When Jesus is asked to define the concept of loving one's neighbor, he tells the story of the good Samaritan, who helps a man who has been beaten by the roadside, after a priest and a Levite pass him by (Luke 29: 25-37). The priest and the Levite belonged culturally to the "holiest" rank in first-century Jewish society. Samaritans were viewed as an "unclean" race, literally Untermenschen. (Jews and Samaritans had feelings for each other resembling those of today's Serbs and Croats, only more intense.) In the gospel of John, Jesus converses with and accepts a drink from a Samaritan woman at Jacob's well. This is a violation of the religious taboo against sharing a vessel with a Samaritan woman, who was regarded as unclean. The woman registers surprise: "How is it that You, being a Jew, ask me for a drink since I am a Samaritan woman?" His disciples are similarly "amazed" to come upon him in the midst of this conversation with an untouchable (John 4:5-42). Jesus' attitudes toward women were notably "modern" and advanced, a point also illustrated in the synoptic gospels.

In the story of the sisters Mary and Martha, Mary is portrayed as absorbed in Jesus' discussion of spiritual matters, while Martha plays the traditional role of preparing an elaborate supper.

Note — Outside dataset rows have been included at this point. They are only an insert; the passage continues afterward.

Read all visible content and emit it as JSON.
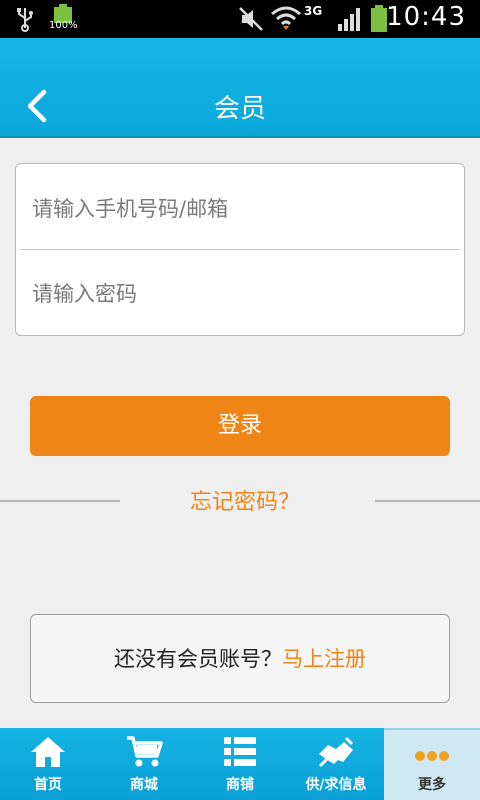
{
  "status_bar": {
    "battery_percent": "100%",
    "network_type": "3G",
    "time": "10:43"
  },
  "header": {
    "title": "会员"
  },
  "login": {
    "phone_placeholder": "请输入手机号码/邮箱",
    "password_placeholder": "请输入密码",
    "login_button": "登录",
    "forgot_password": "忘记密码？"
  },
  "register": {
    "prompt": "还没有会员账号？",
    "link": "马上注册"
  },
  "bottom_nav": {
    "items": [
      {
        "label": "首页",
        "icon": "home-icon"
      },
      {
        "label": "商城",
        "icon": "cart-icon"
      },
      {
        "label": "商铺",
        "icon": "list-icon"
      },
      {
        "label": "供/求信息",
        "icon": "handshake-icon"
      },
      {
        "label": "更多",
        "icon": "more-dots-icon"
      }
    ],
    "active_index": 4
  },
  "colors": {
    "header": "#0aa7db",
    "accent": "#f08517",
    "background": "#efefef"
  }
}
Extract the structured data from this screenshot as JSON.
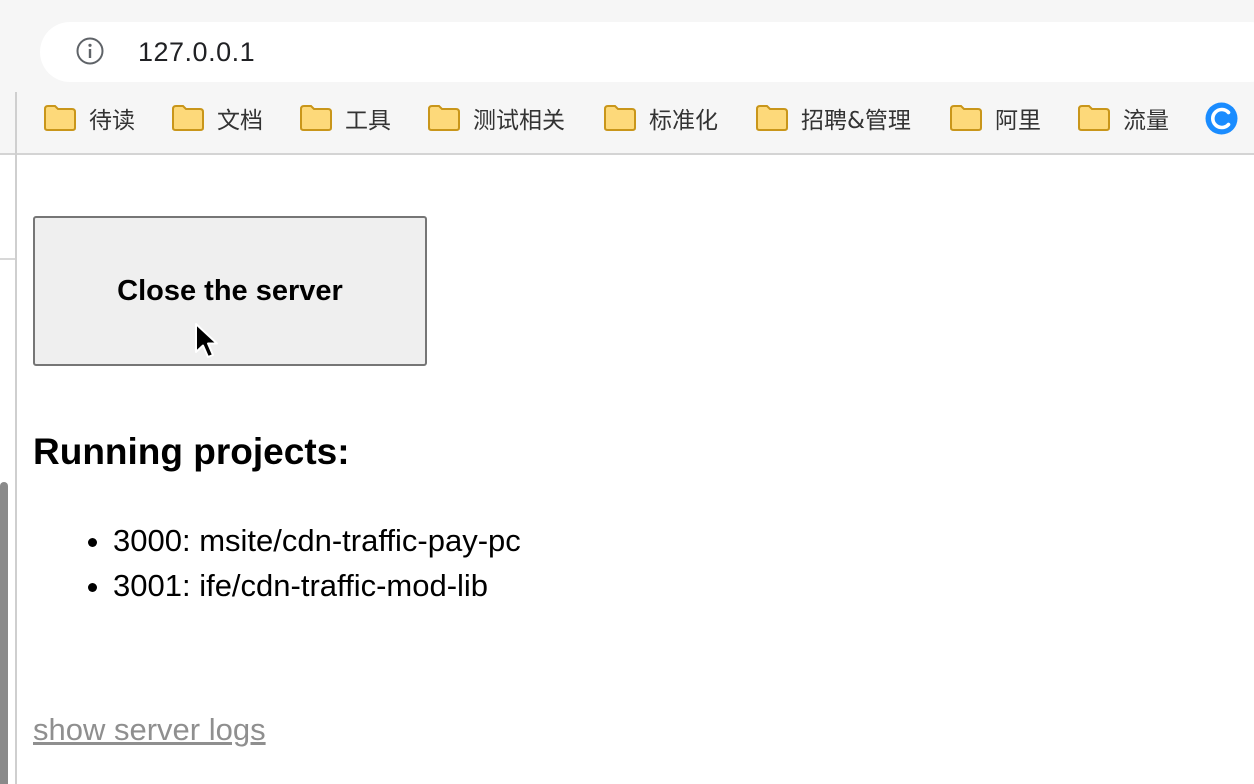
{
  "browser": {
    "url": "127.0.0.1",
    "bookmarks": [
      {
        "label": "待读",
        "icon": "folder-icon"
      },
      {
        "label": "文档",
        "icon": "folder-icon"
      },
      {
        "label": "工具",
        "icon": "folder-icon"
      },
      {
        "label": "测试相关",
        "icon": "folder-icon"
      },
      {
        "label": "标准化",
        "icon": "folder-icon"
      },
      {
        "label": "招聘&管理",
        "icon": "folder-icon"
      },
      {
        "label": "阿里",
        "icon": "folder-icon"
      },
      {
        "label": "流量",
        "icon": "folder-icon"
      }
    ],
    "extra_icon": "c-logo-icon"
  },
  "page": {
    "close_button_label": "Close the server",
    "heading": "Running projects:",
    "projects": [
      "3000: msite/cdn-traffic-pay-pc",
      "3001: ife/cdn-traffic-mod-lib"
    ],
    "logs_link": "show server logs"
  },
  "colors": {
    "folder_fill": "#fdd97a",
    "folder_stroke": "#c9961a",
    "c_logo": "#1a8cff",
    "link_gray": "#8f8f8f"
  }
}
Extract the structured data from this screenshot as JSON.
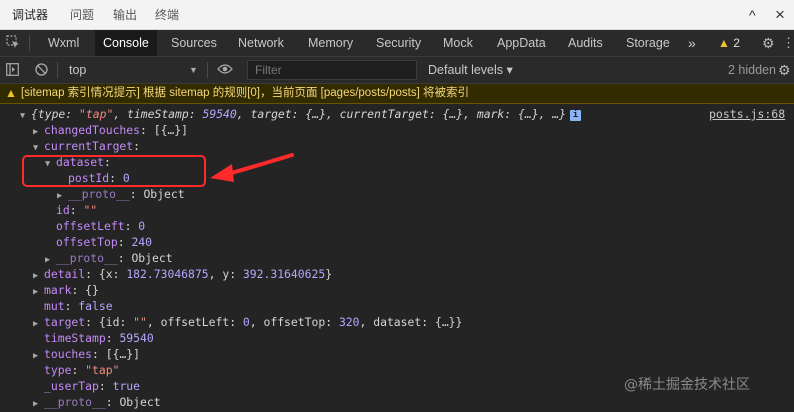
{
  "top_tabs": [
    "调试器",
    "问题",
    "输出",
    "终端"
  ],
  "top_icons": {
    "chevron": "^",
    "close": "×"
  },
  "devtools_tabs": [
    "Wxml",
    "Console",
    "Sources",
    "Network",
    "Memory",
    "Security",
    "Mock",
    "AppData",
    "Audits",
    "Storage"
  ],
  "more_tabs": "»",
  "warning_count": "2",
  "toolbar": {
    "context": "top",
    "filter_placeholder": "Filter",
    "levels": "Default levels ▾",
    "hidden": "2 hidden"
  },
  "warning_message": "[sitemap 索引情况提示] 根据 sitemap 的规则[0]，当前页面 [pages/posts/posts] 将被索引",
  "source_link": "posts.js:68",
  "console": {
    "summary": {
      "open": "{",
      "k_type": "type",
      "v_type": "\"tap\"",
      "k_ts": "timeStamp",
      "v_ts": "59540",
      "k_target": "target",
      "v_target": "{…}",
      "k_ct": "currentTarget",
      "v_ct": "{…}",
      "k_mark": "mark",
      "v_mark": "{…}",
      "close": "…}"
    },
    "changedTouches": {
      "key": "changedTouches",
      "value": "[{…}]"
    },
    "currentTarget": {
      "key": "currentTarget"
    },
    "dataset": {
      "key": "dataset"
    },
    "postId": {
      "key": "postId",
      "value": "0"
    },
    "proto_inner": {
      "key": "__proto__",
      "value": "Object"
    },
    "id": {
      "key": "id",
      "value": "\"\""
    },
    "offsetLeft": {
      "key": "offsetLeft",
      "value": "0"
    },
    "offsetTop": {
      "key": "offsetTop",
      "value": "240"
    },
    "proto_ct": {
      "key": "__proto__",
      "value": "Object"
    },
    "detail": {
      "key": "detail",
      "x_key": "x",
      "x_val": "182.73046875",
      "y_key": "y",
      "y_val": "392.31640625"
    },
    "mark": {
      "key": "mark",
      "value": "{}"
    },
    "mut": {
      "key": "mut",
      "value": "false"
    },
    "target": {
      "key": "target",
      "id_key": "id",
      "id_val": "\"\"",
      "ol_key": "offsetLeft",
      "ol_val": "0",
      "ot_key": "offsetTop",
      "ot_val": "320",
      "ds_key": "dataset",
      "ds_val": "{…}"
    },
    "timeStamp": {
      "key": "timeStamp",
      "value": "59540"
    },
    "touches": {
      "key": "touches",
      "value": "[{…}]"
    },
    "type": {
      "key": "type",
      "value": "\"tap\""
    },
    "userTap": {
      "key": "_userTap",
      "value": "true"
    },
    "proto_root": {
      "key": "__proto__",
      "value": "Object"
    }
  },
  "watermark": "@稀土掘金技术社区",
  "colors": {
    "background": "#242424",
    "key": "#8ab4f8",
    "property": "#c58af9",
    "string": "#f28b82",
    "number": "#b4a7ff",
    "warning_text": "#f5d77a",
    "annotation": "#ff2a2a"
  }
}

When Martha complains of her sister, Jesus reproves Martha, indicating that there was no reason to prepare an elaborate meal ("only one thing is necessary"), that this was her choice, and that her sister Mary had "chosen the good part, which shall not be taken away from her" (Luke 10:38-42).21 (Jesus' attitudes toward women were also a good deal more advanced than Paul's, whose culturally saturated views  of women's subordinate role in public worship prevailed in Christian thinking for most of the past two thousand years.)